Texas Takes Other States to the Supreme Court Over Election Issues
It was made public on Tuesday morning that the State of Texas filed a lawsuit late Monday evening in the Supreme Court of the United States suing the states of Georgia, Wisconsin, Michigan, and Pennsylvania for violating the U.S. Constitution, as well as their own constitutions.
Utilizing Article III Section 2 of the U.S. Constitution, Texas approached the Supreme Court directly. The Article provides that the judicial power extends to a dispute between two or more states. The Court doesn't necessarily have to take the case, but it without a doubt should.
The State of Texas is firstly arguing that the above-listed states violated the Electors Clause of the Constitution as they changed their voting procedures through courts and executive action, rather than through their legislatures, as required.

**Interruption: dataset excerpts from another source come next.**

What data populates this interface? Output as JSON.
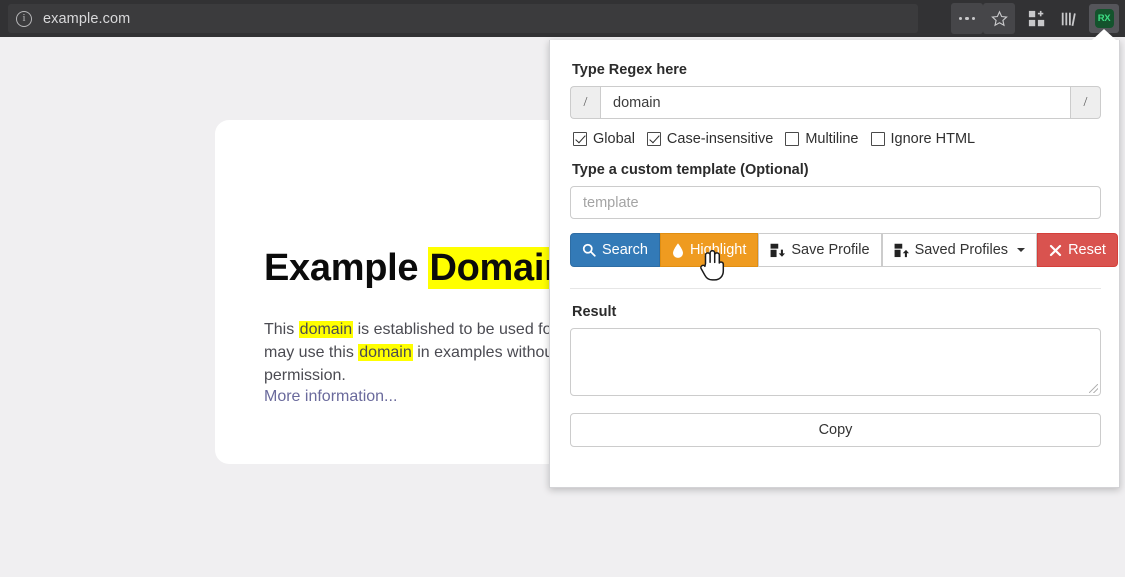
{
  "browser": {
    "url": "example.com",
    "info_icon": "info-icon",
    "actions": [
      {
        "name": "page-actions-ellipsis",
        "icon": "ellipsis-icon"
      },
      {
        "name": "bookmark-star",
        "icon": "star-icon"
      },
      {
        "name": "extensions-add",
        "icon": "extensions-grid-plus-icon"
      },
      {
        "name": "library",
        "icon": "library-bars-icon"
      }
    ],
    "extension_button": {
      "label": "RX",
      "icon": "regex-extension-icon",
      "active": true
    },
    "chrome_bg": "#323234",
    "urlbar_bg": "#3b3b3d"
  },
  "webpage": {
    "heading_pre": "Example ",
    "heading_highlight": "Domain",
    "paragraph_1": "This ",
    "paragraph_hl_1": "domain",
    "paragraph_2": " is established to be used fo",
    "paragraph_3": "may use this ",
    "paragraph_hl_2": "domain",
    "paragraph_4": " in examples withou",
    "paragraph_5": "permission.",
    "link": "More information...",
    "highlight_color": "#ffff00",
    "background": "#f0eff1"
  },
  "popup": {
    "regex_label": "Type Regex here",
    "regex_prefix": "/",
    "regex_suffix": "/",
    "regex_value": "domain",
    "regex_placeholder": "",
    "options": [
      {
        "label": "Global",
        "checked": true
      },
      {
        "label": "Case-insensitive",
        "checked": true
      },
      {
        "label": "Multiline",
        "checked": false
      },
      {
        "label": "Ignore HTML",
        "checked": false
      }
    ],
    "template_label": "Type a custom template (Optional)",
    "template_value": "",
    "template_placeholder": "template",
    "buttons": [
      {
        "label": "Search",
        "icon": "magnifier-icon",
        "color": "#337ab7"
      },
      {
        "label": "Highlight",
        "icon": "droplet-icon",
        "color": "#ef9b20"
      },
      {
        "label": "Save Profile",
        "icon": "save-download-icon",
        "color": "#ffffff"
      },
      {
        "label": "Saved Profiles",
        "icon": "save-upload-icon",
        "color": "#ffffff"
      },
      {
        "label": "Reset",
        "icon": "x-icon",
        "color": "#d9534f"
      }
    ],
    "result_label": "Result",
    "result_value": "",
    "copy_label": "Copy"
  }
}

Texas is secondly arguing that voting rules varied county by county within the states, ultimately violating the Equal Protection Clause of the Constitution. This particular argument was at the forefront of the infamous Bush v. Gore Florida recount case in 2000 that went through the Supreme Court, ultimately ruled in favor of President Bush
Lastly, Texas is arguing that voting irregularities existed in the states being sued as a result of the first two above-mentioned items.
Bottom line, Texas is asking the Supreme Court to force the states to allow the legislatures appoint their electors - not the governors nor county officials. This is the intent of the applicable clauses of the Constitution and they should be upheld.
Along the lines of this case, Senator Ted Cruz (R-TX) offered to argue a Pennsylvania election case, should the Supreme Court of the United States agree to hear it.